De Iaco turns the spotlight on adolescents in particular: 'An issue within an issue and one that is becoming dramatic for us. 61% of the facilities have no possibility of admitting a teenager, and this percentage accounts on the one hand for the shortage of beds that has been denounced for years by child psychiatrists, and on the other hand for the fact that we are increasingly faced with acts of self-harm involving substances, cutting weapons and tranquillisers. These boys then do not find, once discharged, a response on the territory and the emergency grows. It has to be said that the picture that emerges from the data is then decidedly underestimated in relation to reality: very often the boys do not seek psychiatric counselling or leave in some other way. It is an iceberg that comes to us, and after all, as the world literature tells us, the emergency room is the main gateway to the National Health Service for adolescents".
The general data that emerges from the survey shows that while 67% of the facilities that participated in the survey have a psychiatric in-patient ward within the hospital, the possibility of admitting a patient under the age of 18 with behavioural problems drops to 39%.

Pink Codes

The number of patients registered in 2024 with a pink code is just over 3,000: a stable figure in recent years, from 2022 onwards, and the projection for 2025 confirms the same trend. Projected onto the national total, this gives a number of around 250,000 pink codes in emergency rooms: 'A dramatic index,' comments De Iaco. 'The issue is not so much the ascertainment of the injury as the social-health care that we cannot cope with, all the more so with these staffing levels,' he continues. 'When in the middle of the night a battered lady arrives with three small children who cannot go home, you have no one to help you for the first 24-36 hours. We find ourselves, in the urgency, having to look for a place to provide safe shelter for these people. The emergency room is unfortunately not in a position to cope with these situations, while waiting for the social services to take action. We can't accommodate a whole family, but that's what we do especially at weekends or at night".

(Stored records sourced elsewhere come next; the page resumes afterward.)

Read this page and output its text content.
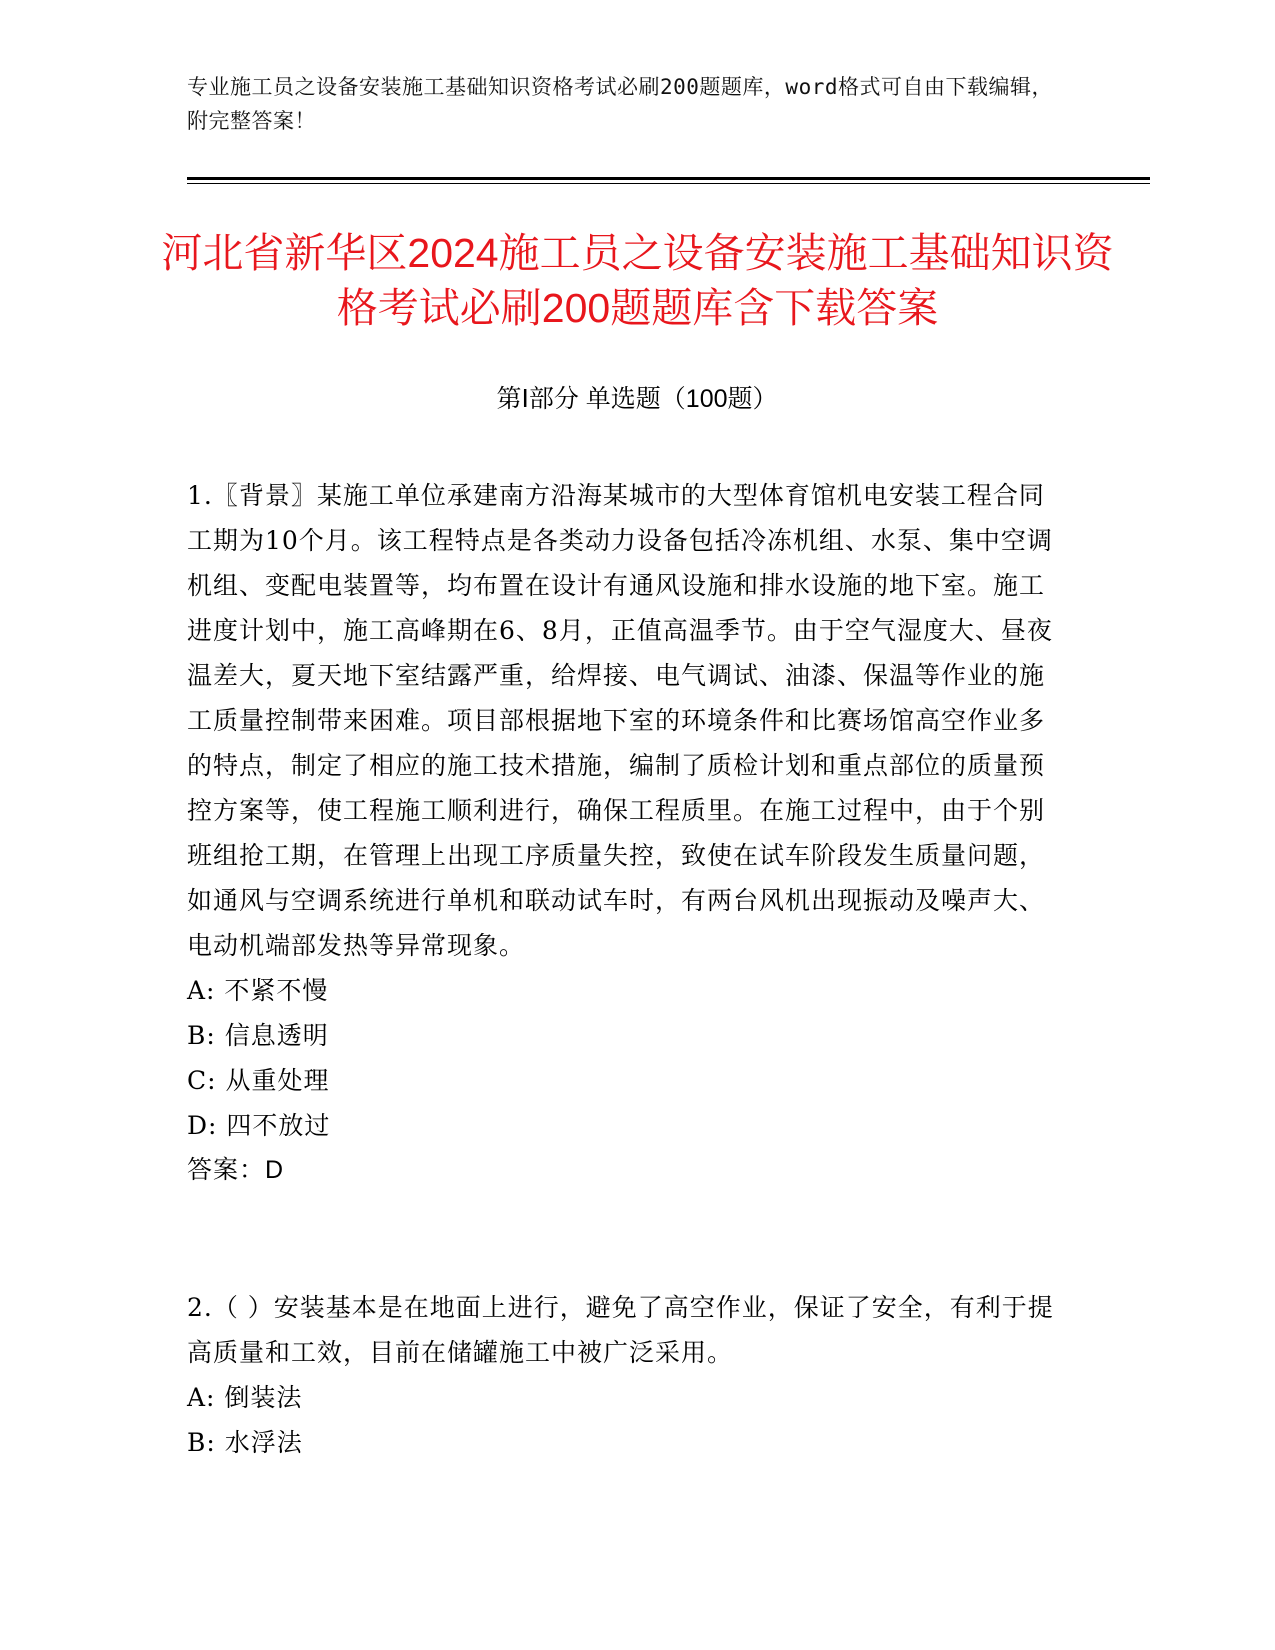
专业施工员之设备安装施工基础知识资格考试必刷200题题库，word格式可自由下载编辑，附完整答案！
河北省新华区2024施工员之设备安装施工基础知识资格考试必刷200题题库含下载答案
第Ⅰ部分 单选题（100题）

1.〖背景〗某施工单位承建南方沿海某城市的大型体育馆机电安装工程合同工期为10个月。该工程特点是各类动力设备包括冷冻机组、水泵、集中空调机组、变配电装置等，均布置在设计有通风设施和排水设施的地下室。施工进度计划中，施工高峰期在6、8月，正值高温季节。由于空气湿度大、昼夜温差大，夏天地下室结露严重，给焊接、电气调试、油漆、保温等作业的施工质量控制带来困难。项目部根据地下室的环境条件和比赛场馆高空作业多的特点，制定了相应的施工技术措施，编制了质检计划和重点部位的质量预控方案等，使工程施工顺利进行，确保工程质里。在施工过程中，由于个别班组抢工期，在管理上出现工序质量失控，致使在试车阶段发生质量问题，如通风与空调系统进行单机和联动试车时，有两台风机出现振动及噪声大、电动机端部发热等异常现象。

A: 不紧不慢

B: 信息透明

C: 从重处理

D: 四不放过

答案：D

2.（ ）安装基本是在地面上进行，避免了高空作业，保证了安全，有利于提高质量和工效，目前在储罐施工中被广泛采用。

A: 倒装法

B: 水浮法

Confirmation of this scenario comes from Antonella Cocorocchio, Head of the Simeu Nursing Area. "Violence against women is a datum that will also have to be confirmed through other surveys: however, it is important," she explains, "to emphasise that the Code Pink in the Emergency Room constitutes an eventuality for which the clinical part represents only a part of the necessary commitment, often not even prevalent. The care implications that Code Pink codes impose, for example with the need to identify shelters for victims who need to be removed from dangerous contexts, frequently also in the presence of children, impose tasks on emergency rooms for which, despite the maximum availability of operators, the planned resources are often insufficient'.